Opposition parties call for inquiry into Nama sale of NI portfolio

‘Irish Times’ reports C&AG fears Nama may have lost ‘hundreds of millions’ in asset sale

A commission of inquiry into the sale by the National Assets Management Agency (Nama) of its huge property portfolio in Northern Ireland has been called for by Fianna Fáil, Sinn Féin and the Labour Party.

The calls came in the wake of a report in The Irish Times that the Comptroller and Auditor General (C&AG) has found that the agency may have lost "hundreds of millions of euro" because of the way it handled the sale.

Mary Lou McDonald, of SF, said the Government needs to “face the fact that it cannot run away from this any longer.”

The Government, and Fianna Fáil, had for a long time resisted calls for a full judicial inquiry, she said. The C&AG report should be published, the report should be examined by the Public Accounts Committee (PAC), and an inquiry with full judicial powers should be established.

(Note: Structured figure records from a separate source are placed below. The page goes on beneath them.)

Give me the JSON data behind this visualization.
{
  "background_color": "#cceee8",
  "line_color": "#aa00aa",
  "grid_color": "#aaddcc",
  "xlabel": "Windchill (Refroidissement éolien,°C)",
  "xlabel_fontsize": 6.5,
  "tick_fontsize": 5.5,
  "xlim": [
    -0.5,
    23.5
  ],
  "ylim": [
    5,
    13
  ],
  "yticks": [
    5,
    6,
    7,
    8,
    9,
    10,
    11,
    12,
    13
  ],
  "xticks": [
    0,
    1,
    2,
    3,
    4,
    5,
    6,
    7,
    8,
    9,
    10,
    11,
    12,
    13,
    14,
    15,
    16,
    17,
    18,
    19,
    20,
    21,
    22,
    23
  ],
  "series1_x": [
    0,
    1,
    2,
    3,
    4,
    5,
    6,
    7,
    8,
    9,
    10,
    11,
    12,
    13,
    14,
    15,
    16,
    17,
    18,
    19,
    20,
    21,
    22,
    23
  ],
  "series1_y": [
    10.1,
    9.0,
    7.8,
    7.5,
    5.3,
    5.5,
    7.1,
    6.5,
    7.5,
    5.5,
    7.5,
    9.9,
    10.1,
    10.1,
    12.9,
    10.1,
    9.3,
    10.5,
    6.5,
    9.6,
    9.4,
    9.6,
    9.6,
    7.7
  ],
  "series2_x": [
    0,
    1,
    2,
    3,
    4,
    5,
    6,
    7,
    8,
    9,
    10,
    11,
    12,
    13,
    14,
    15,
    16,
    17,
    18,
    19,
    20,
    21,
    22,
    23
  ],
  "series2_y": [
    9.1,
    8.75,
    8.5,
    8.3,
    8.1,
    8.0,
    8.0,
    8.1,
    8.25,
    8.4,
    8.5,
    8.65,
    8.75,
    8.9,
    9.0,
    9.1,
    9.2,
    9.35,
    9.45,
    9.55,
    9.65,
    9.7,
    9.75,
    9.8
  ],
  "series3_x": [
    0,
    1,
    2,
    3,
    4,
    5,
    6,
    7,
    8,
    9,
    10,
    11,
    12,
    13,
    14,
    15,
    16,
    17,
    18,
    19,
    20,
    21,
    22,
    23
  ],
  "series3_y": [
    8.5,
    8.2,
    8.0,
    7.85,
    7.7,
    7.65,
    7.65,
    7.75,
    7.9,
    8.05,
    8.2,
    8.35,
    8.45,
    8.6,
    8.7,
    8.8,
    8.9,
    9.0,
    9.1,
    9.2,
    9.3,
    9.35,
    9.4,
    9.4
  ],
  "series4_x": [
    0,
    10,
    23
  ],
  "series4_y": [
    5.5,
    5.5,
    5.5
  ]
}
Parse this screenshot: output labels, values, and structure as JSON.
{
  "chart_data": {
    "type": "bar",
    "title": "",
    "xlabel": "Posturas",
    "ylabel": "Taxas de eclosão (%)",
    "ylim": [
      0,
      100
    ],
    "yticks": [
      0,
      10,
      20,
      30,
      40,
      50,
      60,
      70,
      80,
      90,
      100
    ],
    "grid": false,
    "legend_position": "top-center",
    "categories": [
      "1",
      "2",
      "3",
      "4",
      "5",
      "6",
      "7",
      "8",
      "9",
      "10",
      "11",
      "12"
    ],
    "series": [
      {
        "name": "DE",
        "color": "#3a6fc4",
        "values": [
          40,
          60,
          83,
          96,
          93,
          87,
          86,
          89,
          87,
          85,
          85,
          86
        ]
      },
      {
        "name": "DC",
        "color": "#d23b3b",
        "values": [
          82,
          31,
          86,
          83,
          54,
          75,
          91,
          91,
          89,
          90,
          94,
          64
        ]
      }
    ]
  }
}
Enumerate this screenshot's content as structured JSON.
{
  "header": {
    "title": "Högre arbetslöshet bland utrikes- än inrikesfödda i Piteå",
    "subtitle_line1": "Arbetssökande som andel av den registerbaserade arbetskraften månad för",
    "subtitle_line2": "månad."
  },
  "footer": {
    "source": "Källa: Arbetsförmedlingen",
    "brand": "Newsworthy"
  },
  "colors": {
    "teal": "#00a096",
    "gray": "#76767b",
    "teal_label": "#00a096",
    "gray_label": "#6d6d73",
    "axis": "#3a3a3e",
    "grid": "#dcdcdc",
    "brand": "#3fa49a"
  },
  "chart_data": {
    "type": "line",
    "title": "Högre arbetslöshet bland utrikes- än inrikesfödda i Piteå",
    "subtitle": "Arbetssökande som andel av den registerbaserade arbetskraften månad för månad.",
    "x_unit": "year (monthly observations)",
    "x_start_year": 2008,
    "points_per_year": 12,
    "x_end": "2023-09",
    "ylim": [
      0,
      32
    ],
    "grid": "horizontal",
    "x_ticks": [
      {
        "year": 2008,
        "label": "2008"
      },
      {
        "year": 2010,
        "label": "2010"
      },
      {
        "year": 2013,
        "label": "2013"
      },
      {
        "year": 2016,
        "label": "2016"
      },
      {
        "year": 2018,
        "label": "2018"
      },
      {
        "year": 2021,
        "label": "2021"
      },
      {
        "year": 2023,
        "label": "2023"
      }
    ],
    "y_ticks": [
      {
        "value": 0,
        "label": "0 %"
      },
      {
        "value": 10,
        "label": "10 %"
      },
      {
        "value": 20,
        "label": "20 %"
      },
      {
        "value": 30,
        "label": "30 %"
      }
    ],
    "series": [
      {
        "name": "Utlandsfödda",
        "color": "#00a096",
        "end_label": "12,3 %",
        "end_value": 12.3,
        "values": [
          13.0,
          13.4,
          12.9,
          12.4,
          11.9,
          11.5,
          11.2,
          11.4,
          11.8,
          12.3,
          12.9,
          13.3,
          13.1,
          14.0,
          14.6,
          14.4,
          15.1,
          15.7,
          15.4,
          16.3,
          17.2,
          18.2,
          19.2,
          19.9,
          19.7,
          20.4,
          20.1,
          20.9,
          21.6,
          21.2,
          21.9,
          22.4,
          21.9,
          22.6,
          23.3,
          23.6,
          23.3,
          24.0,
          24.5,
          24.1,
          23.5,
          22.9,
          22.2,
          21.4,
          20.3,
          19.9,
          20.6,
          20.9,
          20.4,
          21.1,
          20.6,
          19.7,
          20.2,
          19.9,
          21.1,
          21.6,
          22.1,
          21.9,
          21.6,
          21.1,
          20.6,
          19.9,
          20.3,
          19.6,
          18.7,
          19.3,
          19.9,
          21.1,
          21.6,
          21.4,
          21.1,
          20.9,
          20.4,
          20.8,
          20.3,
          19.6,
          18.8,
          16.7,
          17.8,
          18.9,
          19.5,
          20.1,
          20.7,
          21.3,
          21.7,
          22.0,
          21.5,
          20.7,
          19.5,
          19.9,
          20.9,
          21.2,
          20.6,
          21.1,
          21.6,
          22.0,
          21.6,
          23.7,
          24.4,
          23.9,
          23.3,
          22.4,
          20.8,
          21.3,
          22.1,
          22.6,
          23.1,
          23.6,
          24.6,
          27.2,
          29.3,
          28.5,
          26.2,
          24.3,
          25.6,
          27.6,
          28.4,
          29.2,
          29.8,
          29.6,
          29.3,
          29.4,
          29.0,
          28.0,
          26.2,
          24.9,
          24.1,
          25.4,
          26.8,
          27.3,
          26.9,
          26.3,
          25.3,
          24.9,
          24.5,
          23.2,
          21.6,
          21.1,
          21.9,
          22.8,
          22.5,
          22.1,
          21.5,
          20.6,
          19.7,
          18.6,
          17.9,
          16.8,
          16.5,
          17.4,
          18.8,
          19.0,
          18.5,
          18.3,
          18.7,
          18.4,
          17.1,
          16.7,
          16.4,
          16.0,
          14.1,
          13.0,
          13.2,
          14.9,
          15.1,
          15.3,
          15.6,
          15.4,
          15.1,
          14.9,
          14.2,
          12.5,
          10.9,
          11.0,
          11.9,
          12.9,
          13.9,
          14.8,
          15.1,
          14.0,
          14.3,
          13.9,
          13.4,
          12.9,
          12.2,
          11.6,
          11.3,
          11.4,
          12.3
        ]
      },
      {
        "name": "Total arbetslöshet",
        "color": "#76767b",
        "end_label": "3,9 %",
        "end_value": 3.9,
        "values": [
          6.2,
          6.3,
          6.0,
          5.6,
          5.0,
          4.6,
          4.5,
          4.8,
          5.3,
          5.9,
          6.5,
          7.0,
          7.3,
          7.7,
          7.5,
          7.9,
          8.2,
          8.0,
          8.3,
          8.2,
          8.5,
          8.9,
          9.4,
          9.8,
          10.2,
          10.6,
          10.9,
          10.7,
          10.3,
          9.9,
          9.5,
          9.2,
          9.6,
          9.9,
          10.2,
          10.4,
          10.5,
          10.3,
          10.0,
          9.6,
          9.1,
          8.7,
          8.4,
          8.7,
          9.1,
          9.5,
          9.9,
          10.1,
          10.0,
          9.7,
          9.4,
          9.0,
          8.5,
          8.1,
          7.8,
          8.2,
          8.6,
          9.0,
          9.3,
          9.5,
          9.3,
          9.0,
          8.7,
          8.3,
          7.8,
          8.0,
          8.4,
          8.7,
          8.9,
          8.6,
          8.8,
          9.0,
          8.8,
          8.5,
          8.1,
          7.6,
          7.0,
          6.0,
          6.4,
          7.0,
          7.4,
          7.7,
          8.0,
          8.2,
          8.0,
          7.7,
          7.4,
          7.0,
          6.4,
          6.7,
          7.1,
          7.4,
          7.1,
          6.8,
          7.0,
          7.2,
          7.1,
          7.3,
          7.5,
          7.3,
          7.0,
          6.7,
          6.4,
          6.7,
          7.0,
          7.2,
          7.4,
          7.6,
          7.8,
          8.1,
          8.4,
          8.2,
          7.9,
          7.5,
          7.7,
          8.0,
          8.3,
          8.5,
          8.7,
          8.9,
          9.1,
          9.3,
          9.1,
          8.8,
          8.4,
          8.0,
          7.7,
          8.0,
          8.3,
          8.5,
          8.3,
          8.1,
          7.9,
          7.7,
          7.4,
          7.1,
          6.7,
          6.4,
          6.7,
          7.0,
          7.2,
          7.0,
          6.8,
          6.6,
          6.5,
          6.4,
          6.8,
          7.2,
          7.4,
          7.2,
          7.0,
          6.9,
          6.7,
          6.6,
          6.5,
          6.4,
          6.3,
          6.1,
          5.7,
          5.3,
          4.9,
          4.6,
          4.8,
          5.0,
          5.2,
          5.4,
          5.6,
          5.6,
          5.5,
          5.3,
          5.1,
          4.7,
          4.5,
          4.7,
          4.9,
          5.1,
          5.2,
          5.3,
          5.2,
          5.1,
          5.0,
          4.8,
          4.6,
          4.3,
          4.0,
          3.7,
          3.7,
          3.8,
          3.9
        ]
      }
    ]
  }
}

Speaking on RTÉ radio, she said Minister for Finance, Michael Noonan, should have acted earlier on the Nama sale.

Alan Kelly of Labour, who like deputy McDonald is on the PAC, said the report in The Irish Times, as well as a report last week on BBC Northern Irealnd's Spotlight programme concerning the sale, changed everything.

“This stinks to high heaven by the looks of it,” he said. It was now “inevitable that there will be an inquiry of some sorts.”

Mr Kelly said he had been approached by Nama and offered a briefing prior to the agency’s scheduled appearance before the PAC on September 22nd next.

He didn’t think that was appropriate, refused the suggested meeting, and referred them to the chairman. “I don’t think it was malicious. I think it was another indication of naivety,” he said.

He said he thought primary legislation might be needed in order to allow for a cross-border inquiry into the Nama sale.

It would be “incredible” if politicians north of the Border refused to co-operate in the establishment of such an inquiry. A refusal would “damage the credibility of Northern Ireland politics.”

The Fianna Fáil leader Micheál Martin was quoted in the Sunday Business Post as supporting the establishment of an inquiry, following the report that the C&AG had found there were "irregularities" and "shortcomings" in the so-called "project eagle" sale. "Project Eagle stinks to high heaven at this stage," he said.

PAC committee member Noel Rock, of Fine Gael, speaking on RTÉ, said that if the required answers were not received from Nama when it appeared before the committee later this month, then he "couldn't rule out" an inquiry.

Any public inquiry could be organised in modules so that it didn’t interfere with any criminal inquiries that might be underway in this or other jurisdictions.

The sale by Nama of the Northern Ireland properties to US firm Cerberus for €1.6 billion in 2014 has been the source of enormous controversy.

Independent TD Mick Wallace, who has been highly critical of the agency, has told the Dáil that politicians and business people in the North were to benefit from the deal.